An Abstract Cyber Security Simulation and Markov Game for OpenAI Gym

Overview

gym-idsgame An Abstract Cyber Security Simulation and Markov Game for OpenAI Gym

gym-idsgame is a reinforcement learning environment for simulating attack and defense operations in an abstract network intrusion game. The environment extends the abstract model described in (Elderman et al. 2017). The model constitutes a two-player Markov game between an attacker agent and a defender agent that face each other in a simulated computer network. The reinforcement learning environment exposes an interface to a partially observed Markov decision process (POMDP) model of the Markov game. The interface can be used to train, simulate, and evaluate attack- and defend policies against each other. Moreover, the repository contains code to reproduce baseline results for various reinforcement learning algorithms, including:

  • Tabular Q-learning
  • Neural-fitted Q-learning using the DQN algorithm.
  • REINFORCE with baseline
  • Actor-Critic REINFORCE
  • PPO

Please use this bibtex if you make use of this code in your publications (paper: https://arxiv.org/abs/2009.08120):

@INPROCEEDINGS{Hamm2011:Finding,
AUTHOR="Kim Hammar and Rolf Stadler",
TITLE="Finding Effective Security Strategies through Reinforcement Learning and
{Self-Play}",
BOOKTITLE="International Conference on Network and Service Management (CNSM 2020)
(CNSM 2020)",
ADDRESS="Izmir, Turkey",
DAYS=1,
MONTH=nov,
YEAR=2020,
KEYWORDS="Network Security; Reinforcement Learning; Markov Security Games",
ABSTRACT="We present a method to automatically find security strategies for the use
case of intrusion prevention. Following this method, we model the
interaction between an attacker and a defender as a Markov game and let
attack and defense strategies evolve through reinforcement learning and
self-play without human intervention. Using a simple infrastructure
configuration, we demonstrate that effective security strategies can emerge
from self-play. This shows that self-play, which has been applied in other
domains with great success, can be effective in the context of network
security. Inspection of the converged policies show that the emerged
policies reflect common-sense knowledge and are similar to strategies of
humans. Moreover, we address known challenges of reinforcement learning in
this domain and present an approach that uses function approximation, an
opponent pool, and an autoregressive policy representation. Through
evaluations we show that our method is superior to two baseline methods but
that policy convergence in self-play remains a challenge."
}

Publications

Table of Contents

Design

Included Environments

A rich set of configurations of the Markov game are registered as openAI gym environments. The environments are specified and implemented in gym_idsgame/envs/idsgame_env.py see also gym_idsgame/__init__.py.

minimal_defense

This is an environment where the agent is supposed to play the attacker in the Markov game and the defender is following the defend_minimal baseline defense policy. The defend_minimal policy entails that the defender will always defend the attribute with the minimal value out of all of its neighbors.

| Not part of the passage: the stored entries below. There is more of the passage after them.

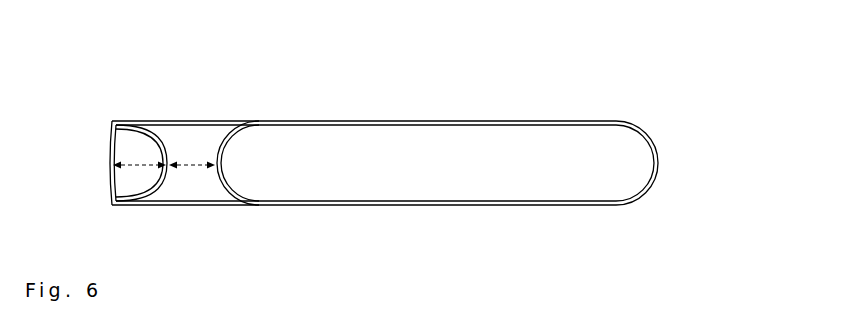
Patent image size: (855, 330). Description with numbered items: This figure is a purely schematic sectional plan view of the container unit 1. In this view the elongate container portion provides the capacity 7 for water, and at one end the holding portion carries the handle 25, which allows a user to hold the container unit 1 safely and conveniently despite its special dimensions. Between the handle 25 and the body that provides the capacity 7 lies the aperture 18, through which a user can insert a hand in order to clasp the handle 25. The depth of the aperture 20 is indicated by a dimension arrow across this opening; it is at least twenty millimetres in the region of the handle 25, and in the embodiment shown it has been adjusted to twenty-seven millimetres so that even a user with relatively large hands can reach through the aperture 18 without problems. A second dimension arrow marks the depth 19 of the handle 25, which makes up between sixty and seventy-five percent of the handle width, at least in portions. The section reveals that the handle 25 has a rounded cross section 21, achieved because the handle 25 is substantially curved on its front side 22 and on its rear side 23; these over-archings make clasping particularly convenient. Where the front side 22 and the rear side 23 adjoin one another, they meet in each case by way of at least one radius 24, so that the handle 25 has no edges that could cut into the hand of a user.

The container unit 1 is at (688, 112).
The capacity 7 is at (302, 163).
The aperture 18 is at (187, 180).
The depth of the handle 19 is at (135, 167).
The depth of the aperture 20 is at (190, 160).
The rounded cross section 21 is at (117, 207).
The front side 22 is at (110, 143).
The rear side 23 is at (157, 132).
The radius 24 is at (117, 123).
The handle 25 is at (110, 133).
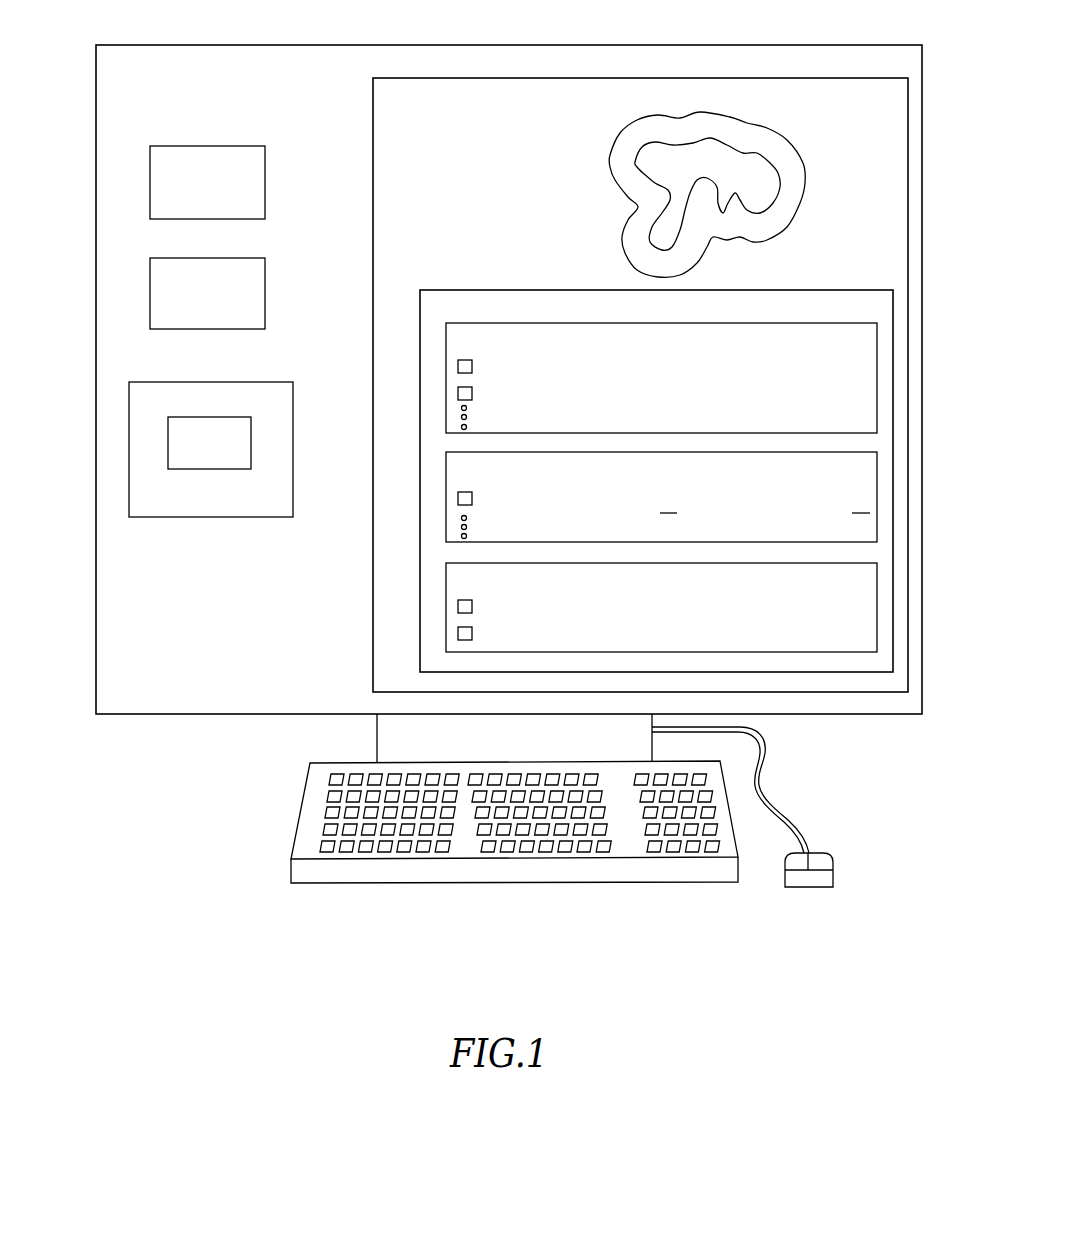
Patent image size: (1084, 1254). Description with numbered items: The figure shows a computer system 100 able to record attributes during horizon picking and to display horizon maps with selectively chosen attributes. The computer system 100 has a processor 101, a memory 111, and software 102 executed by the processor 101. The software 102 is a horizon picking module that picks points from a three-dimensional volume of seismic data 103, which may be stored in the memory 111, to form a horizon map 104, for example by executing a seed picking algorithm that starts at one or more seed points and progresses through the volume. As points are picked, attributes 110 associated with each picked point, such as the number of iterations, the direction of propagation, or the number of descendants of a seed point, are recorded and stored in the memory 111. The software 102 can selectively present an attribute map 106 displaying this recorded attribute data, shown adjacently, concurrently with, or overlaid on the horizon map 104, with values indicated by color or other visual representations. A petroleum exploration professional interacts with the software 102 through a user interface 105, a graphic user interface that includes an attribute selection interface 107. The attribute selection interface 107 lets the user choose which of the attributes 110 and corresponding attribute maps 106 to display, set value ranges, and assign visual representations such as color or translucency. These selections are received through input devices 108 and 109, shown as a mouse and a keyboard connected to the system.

Registered configurations:

  • idsgame-minimal_defense-v0
  • idsgame-minimal_defense-v1
  • idsgame-minimal_defense-v2
  • idsgame-minimal_defense-v3
  • idsgame-minimal_defense-v4
  • idsgame-minimal_defense-v5
  • idsgame-minimal_defense-v6
  • idsgame-minimal_defense-v7
  • idsgame-minimal_defense-v8
  • idsgame-minimal_defense-v9
  • idsgame-minimal_defense-v10
  • idsgame-minimal_defense-v11
  • idsgame-minimal_defense-v12
  • idsgame-minimal_defense-v13
  • idsgame-minimal_defense-v14
  • idsgame-minimal_defense-v15
  • idsgame-minimal_defense-v16
  • idsgame-minimal_defense-v17
  • idsgame-minimal_defense-v18
  • idsgame-minimal_defense-v19
  • idsgame-minimal_defense-v20

maximal_attack

This is an environment where the agent is supposed to play the defender and the attacker is following the attack_maximal baseline attack policy. The attack_maximal policy entails that the attacker will always attack the attribute with the maximum value out of all of its neighbors.

Registered configurations:

  • idsgame-maximal_attack-v0
  • idsgame-maximal_attack-v1
  • idsgame-maximal_attack-v2
  • idsgame-maximal_attack-v3
  • idsgame-maximal_attack-v4
  • idsgame-maximal_attack-v5
  • idsgame-maximal_attack-v6
  • idsgame-maximal_attack-v7
  • idsgame-maximal_attack-v8
  • idsgame-maximal_attack-v9
  • idsgame-maximal_attack-v10
  • idsgame-maximal_attack-v11
  • idsgame-maximal_attack-v12
  • idsgame-maximal_attack-v13
  • idsgame-maximal_attack-v14
  • idsgame-maximal_attack-v15
  • idsgame-maximal_attack-v16
  • idsgame-maximal_attack-v17
  • idsgame-maximal_attack-v18
  • idsgame-maximal_attack-v19
  • idsgame-maximal_attack-v20

random_attack

This is an environment where the agent is supposed to play as the defender and the attacker is following a random baseline attack policy.

Registered configurations:

  • idsgame-random_attack-v0
  • idsgame-random_attack-v1
  • idsgame-random_attack-v2
  • idsgame-random_attack-v3
  • idsgame-random_attack-v4
  • idsgame-random_attack-v5
  • idsgame-random_attack-v6
  • idsgame-random_attack-v7
  • idsgame-random_attack-v8
  • idsgame-random_attack-v9
  • idsgame-random_attack-v10
  • idsgame-random_attack-v11
  • idsgame-random_attack-v12
  • idsgame-random_attack-v13
  • idsgame-random_attack-v14
  • idsgame-random_attack-v15
  • idsgame-random_attack-v16
  • idsgame-random_attack-v17
  • idsgame-random_attack-v18
  • idsgame-random_attack-v19
  • idsgame-random_attack-v20

random_defense

An environment where the agent is supposed to play as the attacker and the defender is following a random baseline defense policy.

Registered configurations:

  • idsgame-random_defense-v0
  • idsgame-random_defense-v1
  • idsgame-random_defense-v2
  • idsgame-random_defense-v3
  • idsgame-random_defense-v4
  • idsgame-random_defense-v5
  • idsgame-random_defense-v6
  • idsgame-random_defense-v7
  • idsgame-random_defense-v8
  • idsgame-random_defense-v9
  • idsgame-random_defense-v10
  • idsgame-random_defense-v11
  • idsgame-random_defense-v12
  • idsgame-random_defense-v13
  • idsgame-random_defense-v14
  • idsgame-random_defense-v15
  • idsgame-random_defense-v16
  • idsgame-random_defense-v17
  • idsgame-random_defense-v18
  • idsgame-random_defense-v19
  • idsgame-random_defense-v20

two_agents

This is an environment where neither the attacker nor defender is part of the environment, i.e. it is intended for 2-agent simulations or RL training. In the experiments folder you can see examples of using this environment for training PPO-attacker vs PPO-defender, DQN-attacker vs REINFORCE-defender, etc..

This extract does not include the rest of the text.